Early on we noticed Anna has a penchant for scents. She would collect dried flowers, essential oils and anything she felt graced her nose in bottles. Some of them large, holding almost full-sized plants of dried rosemary and oregano. Others no bigger than a thimble containing something that could only be smelt by her. And then there was one bottle of perfume, my mothers, and the only connection we had to her. Together we would open the bottle and imagine what having a mother must feel like.

I moved away to go to college and moved back when my father passed away two years into it. Anna was again my responsibility. When I moved back her collection of bottles and jars had grown to fill the house. You could barely walk the steps without almost knocking over a vessel of some sort. I confronted Anna explaining to her that we must find a better way to store them. She was uncomfortable with the idea at first, but I was sure that I could convince her. Perhaps having them all in her room would be the best thing for her and myself. I built shelves all along her room, lined the walls with them and began packaging and moving the bottles.

To my surprise Anna began to help. She carefully wrapped the jars in cloth and moved them one by one to the shelving units. Eventually we were down to the last half a dozen or so so I piled them all into a box and carried them gingerly into her room. She was sitting on the floor with mother's perfume, rolling the bottle between her hands and letting the smell waft into nostrils. I watched as she began to cry. Perhaps she did regret being the cause someone's death.

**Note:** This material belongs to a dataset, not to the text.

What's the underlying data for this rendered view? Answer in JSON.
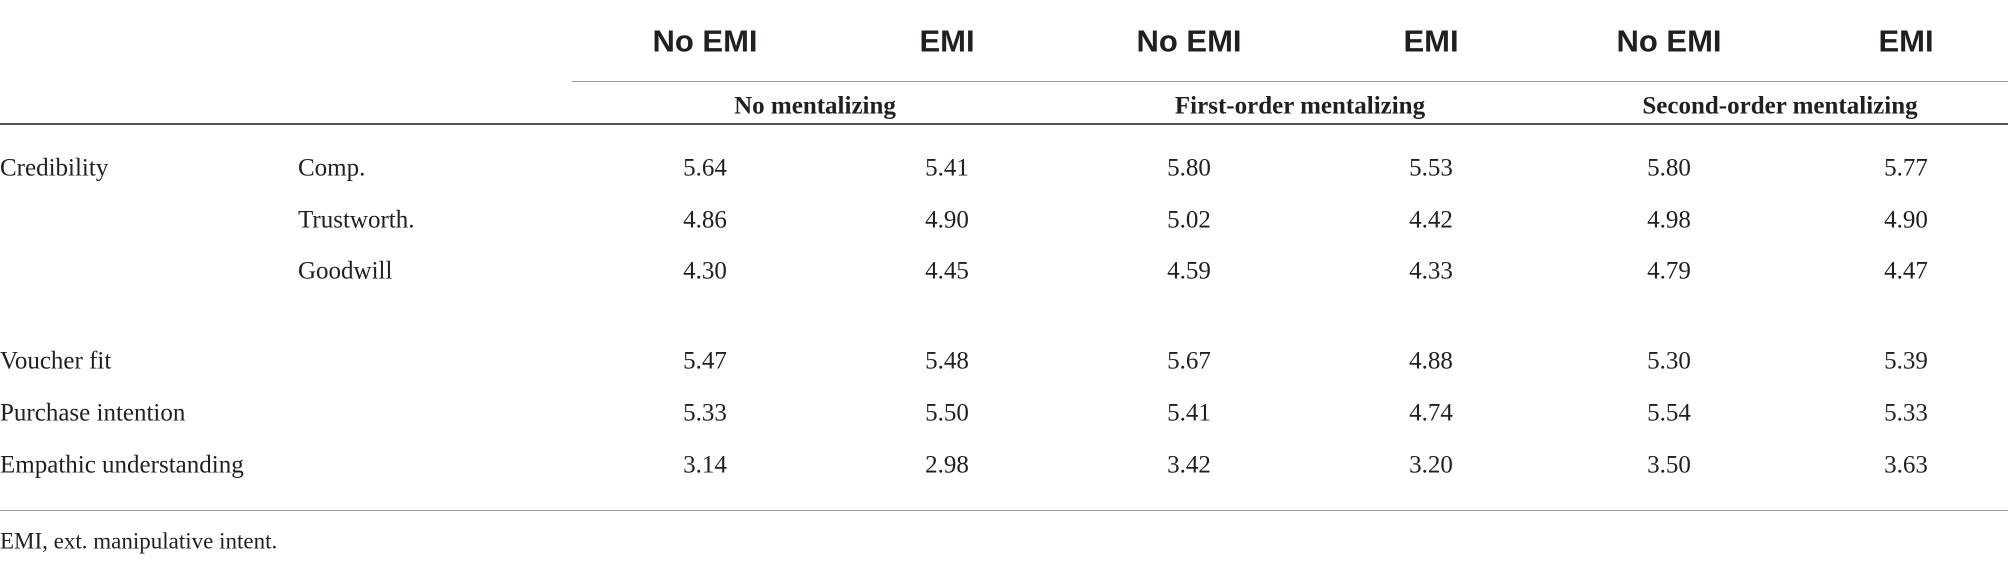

I went to her side, hugging her back, stronger than mine ever would be. As I did so the bottle dropped from her hands and smashed on the floor. The smell raced through the air just as fast as Anna did. She attacked screaming like a banshee, ear piercing cries. I could not fight her off. She was wild with her blows, kicking and hitting simultaneously. Then she grabbed my shoulders and smashed my head into the floor. I could feel the blood gush through the newly placed hole in my skull. I couldn't move as my neck had also been snapped. I could just watch her, an eternal child, an ignoramus, a monster, and a killer. She grabbed two small empty viles. In one she scooped up what she could of my mother's perfume, in the other she put a bit of the blood that was oozing from my head, smelling the sickly sweet metallic scent as she snugly put the cork in.

It was an accident. Everything was an accident.